So heterogen die Themen auch waren, so lassen sie sich doch hinsichtlich ihrer theoretischen Ansätze zu ein paar wenigen Strängen bündeln. Sehr präsent waren Fragen zur Erinnerungskultur, was nicht überrascht, bietet sich diese Herangehensweise doch für Regionen mit vielen drastischen Regimewechseln und damit einhergehendem Bevölkerungsaustausch besonders an.

Robert Piotrowski aus Gorzów Wielkopolski (Landsberg an der Warthe) promoviert über das “(un-)nötige Gedächtnis” seiner Stadt zwischen der deutschen Vergangenheit, Repolonisierung und Entkommunisierung. Mit ihm waren wir kurz außerhalb Schlesiens.

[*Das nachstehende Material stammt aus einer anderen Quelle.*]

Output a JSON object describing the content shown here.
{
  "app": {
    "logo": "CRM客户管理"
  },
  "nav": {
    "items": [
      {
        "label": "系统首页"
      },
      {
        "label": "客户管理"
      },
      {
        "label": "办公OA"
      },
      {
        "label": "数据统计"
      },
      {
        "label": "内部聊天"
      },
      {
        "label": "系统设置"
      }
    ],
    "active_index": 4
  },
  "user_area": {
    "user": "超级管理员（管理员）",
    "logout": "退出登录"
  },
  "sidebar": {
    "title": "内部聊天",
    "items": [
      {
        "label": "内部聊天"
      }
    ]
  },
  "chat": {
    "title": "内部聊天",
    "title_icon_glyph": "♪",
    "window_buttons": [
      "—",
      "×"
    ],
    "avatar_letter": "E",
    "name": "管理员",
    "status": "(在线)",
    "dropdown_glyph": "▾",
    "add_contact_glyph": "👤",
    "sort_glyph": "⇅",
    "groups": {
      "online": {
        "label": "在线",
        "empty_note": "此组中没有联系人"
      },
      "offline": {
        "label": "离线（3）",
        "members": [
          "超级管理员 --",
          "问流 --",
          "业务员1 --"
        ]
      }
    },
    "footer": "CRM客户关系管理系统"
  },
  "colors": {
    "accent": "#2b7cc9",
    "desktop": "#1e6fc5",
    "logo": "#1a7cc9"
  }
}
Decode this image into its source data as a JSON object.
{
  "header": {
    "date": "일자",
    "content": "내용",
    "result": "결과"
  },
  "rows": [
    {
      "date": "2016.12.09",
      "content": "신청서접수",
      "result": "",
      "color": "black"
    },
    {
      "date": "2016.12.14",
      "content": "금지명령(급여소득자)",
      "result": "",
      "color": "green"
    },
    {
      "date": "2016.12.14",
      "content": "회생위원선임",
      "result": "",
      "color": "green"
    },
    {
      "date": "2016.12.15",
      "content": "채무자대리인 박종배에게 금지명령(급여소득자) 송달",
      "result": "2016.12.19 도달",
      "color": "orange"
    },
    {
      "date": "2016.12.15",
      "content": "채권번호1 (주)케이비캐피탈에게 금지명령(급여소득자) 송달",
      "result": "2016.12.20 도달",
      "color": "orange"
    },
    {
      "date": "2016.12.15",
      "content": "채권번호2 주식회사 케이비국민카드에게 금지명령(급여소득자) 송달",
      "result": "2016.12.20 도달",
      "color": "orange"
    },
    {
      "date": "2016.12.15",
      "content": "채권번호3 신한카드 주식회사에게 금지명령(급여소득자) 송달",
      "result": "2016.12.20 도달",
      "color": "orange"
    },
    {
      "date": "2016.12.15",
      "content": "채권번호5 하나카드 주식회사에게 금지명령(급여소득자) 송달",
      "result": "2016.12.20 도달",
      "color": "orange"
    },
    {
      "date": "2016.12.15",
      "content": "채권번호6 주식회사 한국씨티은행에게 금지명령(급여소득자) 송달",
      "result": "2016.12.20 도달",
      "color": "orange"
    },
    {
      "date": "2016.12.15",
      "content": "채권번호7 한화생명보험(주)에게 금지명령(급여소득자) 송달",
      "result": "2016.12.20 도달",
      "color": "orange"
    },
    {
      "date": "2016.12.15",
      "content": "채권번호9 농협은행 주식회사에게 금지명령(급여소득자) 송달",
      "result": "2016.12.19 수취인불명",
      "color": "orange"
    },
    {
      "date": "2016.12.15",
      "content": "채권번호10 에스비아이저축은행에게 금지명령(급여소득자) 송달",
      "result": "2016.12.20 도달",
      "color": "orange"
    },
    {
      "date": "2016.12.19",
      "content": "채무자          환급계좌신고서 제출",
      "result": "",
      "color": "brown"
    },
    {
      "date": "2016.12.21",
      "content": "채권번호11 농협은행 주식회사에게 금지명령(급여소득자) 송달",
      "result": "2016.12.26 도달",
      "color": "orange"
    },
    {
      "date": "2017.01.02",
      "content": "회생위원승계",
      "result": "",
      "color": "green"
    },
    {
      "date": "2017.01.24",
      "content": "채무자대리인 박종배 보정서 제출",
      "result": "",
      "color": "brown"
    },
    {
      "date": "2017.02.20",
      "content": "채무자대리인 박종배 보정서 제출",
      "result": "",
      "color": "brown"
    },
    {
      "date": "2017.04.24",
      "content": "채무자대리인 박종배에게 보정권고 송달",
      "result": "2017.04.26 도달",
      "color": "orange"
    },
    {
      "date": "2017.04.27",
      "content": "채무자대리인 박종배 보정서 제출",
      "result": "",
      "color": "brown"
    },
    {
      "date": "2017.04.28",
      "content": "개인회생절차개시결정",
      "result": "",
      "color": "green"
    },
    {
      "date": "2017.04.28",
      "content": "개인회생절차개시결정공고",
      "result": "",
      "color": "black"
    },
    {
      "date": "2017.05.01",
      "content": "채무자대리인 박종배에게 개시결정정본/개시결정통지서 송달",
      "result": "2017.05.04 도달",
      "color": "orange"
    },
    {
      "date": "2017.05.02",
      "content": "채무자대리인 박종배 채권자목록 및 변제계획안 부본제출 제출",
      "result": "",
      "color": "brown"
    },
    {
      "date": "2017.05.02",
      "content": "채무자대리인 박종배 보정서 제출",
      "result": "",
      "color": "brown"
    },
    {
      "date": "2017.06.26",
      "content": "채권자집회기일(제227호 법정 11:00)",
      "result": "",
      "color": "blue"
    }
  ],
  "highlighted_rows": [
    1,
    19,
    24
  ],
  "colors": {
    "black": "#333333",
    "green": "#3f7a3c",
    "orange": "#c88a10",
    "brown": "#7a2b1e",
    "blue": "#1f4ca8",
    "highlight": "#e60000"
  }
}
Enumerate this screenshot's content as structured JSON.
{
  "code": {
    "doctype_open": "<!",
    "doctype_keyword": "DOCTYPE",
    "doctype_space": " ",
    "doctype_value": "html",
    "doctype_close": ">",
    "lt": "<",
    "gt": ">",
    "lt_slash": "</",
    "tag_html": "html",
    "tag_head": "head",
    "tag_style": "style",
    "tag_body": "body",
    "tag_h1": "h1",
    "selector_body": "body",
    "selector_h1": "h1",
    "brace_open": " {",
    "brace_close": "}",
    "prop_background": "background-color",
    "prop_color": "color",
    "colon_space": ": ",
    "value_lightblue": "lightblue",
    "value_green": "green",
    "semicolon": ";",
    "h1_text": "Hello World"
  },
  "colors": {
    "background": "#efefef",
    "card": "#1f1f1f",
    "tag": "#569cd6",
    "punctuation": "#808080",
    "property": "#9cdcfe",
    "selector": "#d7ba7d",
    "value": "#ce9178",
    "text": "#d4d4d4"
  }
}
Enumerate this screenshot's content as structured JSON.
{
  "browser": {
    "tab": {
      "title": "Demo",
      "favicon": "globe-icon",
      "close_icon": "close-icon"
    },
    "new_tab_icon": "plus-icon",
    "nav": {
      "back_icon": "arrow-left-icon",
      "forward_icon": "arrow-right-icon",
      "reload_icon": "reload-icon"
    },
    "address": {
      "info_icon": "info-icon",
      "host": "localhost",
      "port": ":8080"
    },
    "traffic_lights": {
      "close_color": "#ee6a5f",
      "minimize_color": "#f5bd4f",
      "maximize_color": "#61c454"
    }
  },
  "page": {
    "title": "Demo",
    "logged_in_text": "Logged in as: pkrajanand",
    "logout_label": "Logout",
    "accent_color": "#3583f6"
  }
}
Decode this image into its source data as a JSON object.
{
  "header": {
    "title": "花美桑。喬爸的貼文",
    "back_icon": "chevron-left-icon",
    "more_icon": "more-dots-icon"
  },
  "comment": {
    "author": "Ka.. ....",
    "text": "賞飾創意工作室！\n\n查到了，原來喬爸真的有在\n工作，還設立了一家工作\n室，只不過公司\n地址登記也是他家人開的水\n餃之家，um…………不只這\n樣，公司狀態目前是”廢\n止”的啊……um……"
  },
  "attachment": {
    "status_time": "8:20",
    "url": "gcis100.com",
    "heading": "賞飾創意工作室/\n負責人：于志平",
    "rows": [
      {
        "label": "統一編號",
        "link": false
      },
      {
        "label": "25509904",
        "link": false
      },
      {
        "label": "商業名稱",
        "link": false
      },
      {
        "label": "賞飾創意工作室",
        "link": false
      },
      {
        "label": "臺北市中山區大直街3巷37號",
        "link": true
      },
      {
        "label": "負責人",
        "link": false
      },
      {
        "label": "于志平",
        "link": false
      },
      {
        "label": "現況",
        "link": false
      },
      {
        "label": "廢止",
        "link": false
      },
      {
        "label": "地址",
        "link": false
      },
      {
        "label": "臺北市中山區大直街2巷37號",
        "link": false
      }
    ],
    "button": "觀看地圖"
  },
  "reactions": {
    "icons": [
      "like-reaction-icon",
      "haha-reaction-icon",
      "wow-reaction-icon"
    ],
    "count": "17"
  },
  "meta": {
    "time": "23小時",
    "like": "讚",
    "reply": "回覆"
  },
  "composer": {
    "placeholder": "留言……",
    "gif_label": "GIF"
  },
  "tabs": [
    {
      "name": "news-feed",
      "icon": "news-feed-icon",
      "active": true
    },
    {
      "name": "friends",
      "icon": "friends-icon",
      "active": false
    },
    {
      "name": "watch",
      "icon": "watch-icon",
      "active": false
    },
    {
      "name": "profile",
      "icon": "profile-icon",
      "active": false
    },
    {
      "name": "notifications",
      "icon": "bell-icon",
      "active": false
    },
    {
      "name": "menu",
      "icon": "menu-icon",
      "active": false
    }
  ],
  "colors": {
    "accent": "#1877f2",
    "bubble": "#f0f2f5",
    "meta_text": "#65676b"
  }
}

So fragte etwa Robert Piotrowski (Willy-Brandt-Zentrum für Deutschland- und Europastudien an der Universität Wrocław), für welche Identitätseinheiten Landsberg, das heutige Gorzów Wielkopolski, ein Gedächtnisort war oder sein kann – anknüpfen ließe sich dabei an Schlesien, Pommern, Brandenburg oder Großpolen.

Marek Szajda (Universität Wrocław) stellte das 840-Jahr-Jubiläum von Jelenia Góra (Hirschberg) von 1948 in den Mittelpunkt seiner Präsentation und arbeitete das Spannungsfeld zur bereits gut untersuchten Erinnerungskultur Wrocławs (Breslaus) heraus.

Die erste Präsentation im Programm des Schlesien-Kolloquiums und die einzige in englischer Sprache. Marek Szajda aus Wrocław (Breslau) stellt sein Forschungsprojekt “Im Schatten der Ausstellung der Wiedergewonnenen Gebiete. Das Jubiläum 840 Jahre Jelenia Góra (Hirschberg) und die Riesengebirgstage im Jahre 1948. Sozialer, politischer und historischer Kontext.”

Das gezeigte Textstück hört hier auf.